The NASA InSight descent vehicle deployed its wind and heat shield on February 2. The shield covers a seismometer mounted on the surface of Mars on December 19
Over the past few weeks, NASA's InSight spacecraft has been changing the settings of a seismometer installed on a Martian surface on December 19th. Now the ship has placed a screen (in the form of a dome) above the device to allow it to collect the most accurate information.
The seismometer will help researchers explore the depths of the Red Planet for the first time and understand how the process of planetary formation proceeds. The wind and heat shield protect the ultra-sensitive instrument from the marshmaks caused by the winds (noise in the data). The dome is endowed with an aerodynamic shape, forcing it to cling to the Martian surface without the risk of roll over.

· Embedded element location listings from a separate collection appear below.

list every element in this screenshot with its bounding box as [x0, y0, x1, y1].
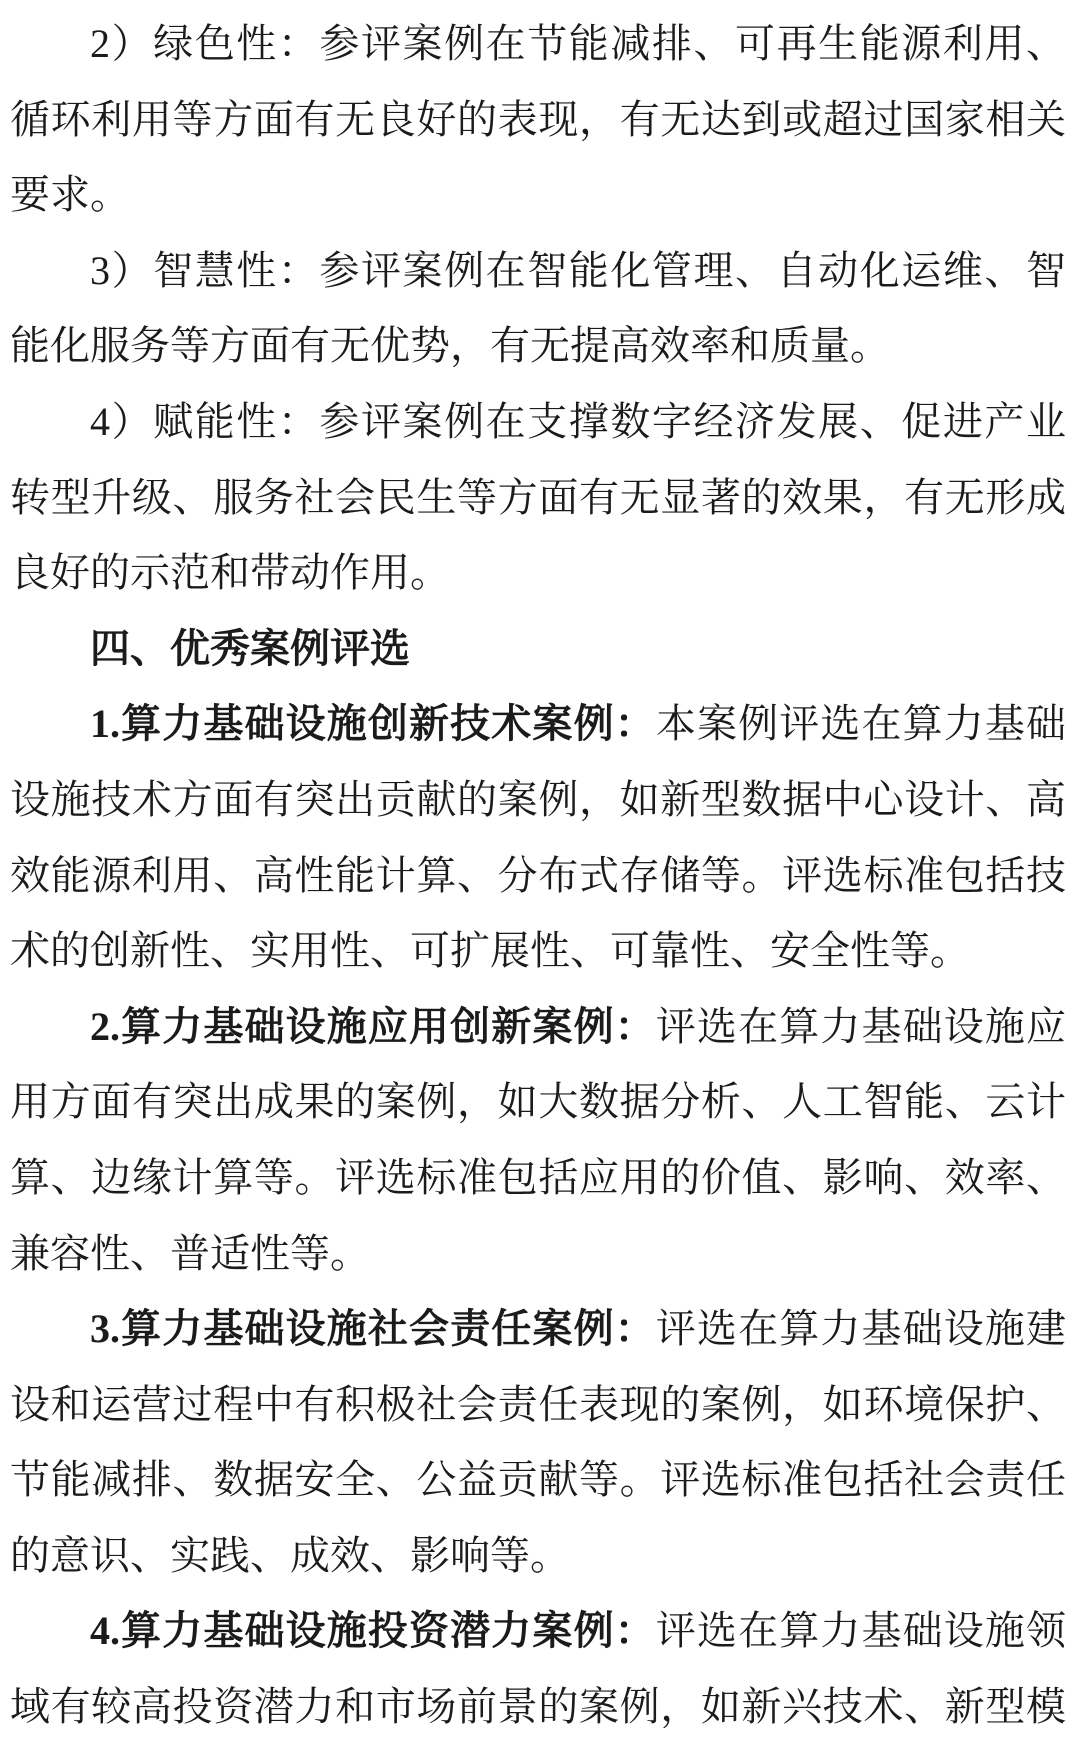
line-text-segment: 4）赋能性：参评案例在支撑数字经济发展、促进产业 — [90, 399, 1066, 444]
line-bold-segment: 2.算力基础设施应用创新案例： — [90, 1004, 656, 1049]
text-line: 4）赋能性：参评案例在支撑数字经济发展、促进产业 — [10, 384, 1066, 460]
line-text-segment: 设施技术方面有突出贡献的案例，如新型数据中心设计、高 — [10, 777, 1066, 822]
line-text-segment: 3）智慧性：参评案例在智能化管理、自动化运维、智 — [90, 248, 1066, 293]
line-text-segment: 兼容性、普适性等。 — [10, 1231, 370, 1276]
line-text-segment: 要求。 — [10, 172, 130, 217]
line-text-segment: 能化服务等方面有无优势，有无提高效率和质量。 — [10, 323, 890, 368]
text-line: 域有较高投资潜力和市场前景的案例，如新兴技术、新型模 — [10, 1669, 1066, 1745]
line-text-segment: 良好的示范和带动作用。 — [10, 550, 450, 595]
text-line: 良好的示范和带动作用。 — [10, 535, 1066, 611]
text-line: 转型升级、服务社会民生等方面有无显著的效果，有无形成 — [10, 460, 1066, 536]
line-text-segment: 节能减排、数据安全、公益贡献等。评选标准包括社会责任 — [10, 1457, 1066, 1502]
text-line: 算、边缘计算等。评选标准包括应用的价值、影响、效率、 — [10, 1140, 1066, 1216]
text-line: 节能减排、数据安全、公益贡献等。评选标准包括社会责任 — [10, 1442, 1066, 1518]
line-text-segment: 评选在算力基础设施建 — [656, 1306, 1066, 1351]
line-text-segment: 本案例评选在算力基础 — [656, 701, 1066, 746]
line-text-segment: 的意识、实践、成效、影响等。 — [10, 1533, 570, 1578]
text-line: 术的创新性、实用性、可扩展性、可靠性、安全性等。 — [10, 913, 1066, 989]
line-text-segment: 域有较高投资潜力和市场前景的案例，如新兴技术、新型模 — [10, 1684, 1066, 1729]
line-text-segment: 2）绿色性：参评案例在节能减排、可再生能源利用、 — [90, 21, 1066, 66]
text-line: 2.算力基础设施应用创新案例：评选在算力基础设施应 — [10, 989, 1066, 1065]
line-text-segment: 评选在算力基础设施应 — [656, 1004, 1066, 1049]
text-line: 4.算力基础设施投资潜力案例：评选在算力基础设施领 — [10, 1593, 1066, 1669]
line-text-segment: 评选在算力基础设施领 — [656, 1608, 1066, 1653]
text-line: 1.算力基础设施创新技术案例：本案例评选在算力基础 — [10, 686, 1066, 762]
text-line: 要求。 — [10, 157, 1066, 233]
line-text-segment: 效能源利用、高性能计算、分布式存储等。评选标准包括技 — [10, 853, 1066, 898]
line-text-segment: 设和运营过程中有积极社会责任表现的案例，如环境保护、 — [10, 1382, 1066, 1427]
line-text-segment: 转型升级、服务社会民生等方面有无显著的效果，有无形成 — [10, 475, 1066, 520]
text-line: 能化服务等方面有无优势，有无提高效率和质量。 — [10, 308, 1066, 384]
line-bold-segment: 四、优秀案例评选 — [90, 626, 410, 671]
line-text-segment: 循环利用等方面有无良好的表现，有无达到或超过国家相关 — [10, 97, 1066, 142]
text-line: 设和运营过程中有积极社会责任表现的案例，如环境保护、 — [10, 1367, 1066, 1443]
line-text-segment: 算、边缘计算等。评选标准包括应用的价值、影响、效率、 — [10, 1155, 1066, 1200]
text-line: 兼容性、普适性等。 — [10, 1216, 1066, 1292]
line-bold-segment: 3.算力基础设施社会责任案例： — [90, 1306, 656, 1351]
document-page: 2）绿色性：参评案例在节能减排、可再生能源利用、 循环利用等方面有无良好的表现，… — [0, 0, 1080, 1747]
text-line: 的意识、实践、成效、影响等。 — [10, 1518, 1066, 1594]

More disturbing is the SEIS seismometer, as changes in temperature can expand and compress metal springs and other instrument parts. At the InSight landing point, the temperature range fluctuates at 94 ° C during the Martian day (sol). So the temperature is the main cause of many possible errors.
Under terrestrial conditions, seismometers are often buried to a depth of 1.2 m, which makes it possible to maintain a stable temperature regime. InSight does not have the ability to create similar storage on the Red Planet, so several other precautionary measures are used. The first example is a shield. In second place is the SEIS itself, which was specifically developed to correct excessive temperature fluctuations on the Martian surface. The seismometer was designed so that when it expands or contracts parts, the others repeat the maneuver, but in the opposite direction, in order to partially reduce the effect. In addition, the instrument is in a vacuum (titanium sphere), which isolates sensitive internal parts and reduces thermal effects.
But that's not all. The sphere is placed in another insulating container - a 6-coal box of copper color. The walls are presented in the form of combs with sections that hold the air and prevent the container from moving.
Three insulating barriers protect SEIS from thermal “noise” masking the seismic waves of Mars, which the InSight team is planning to study. In addition, most of the noise can fix the weather sensors landing pad, and then filtered by a scientific team.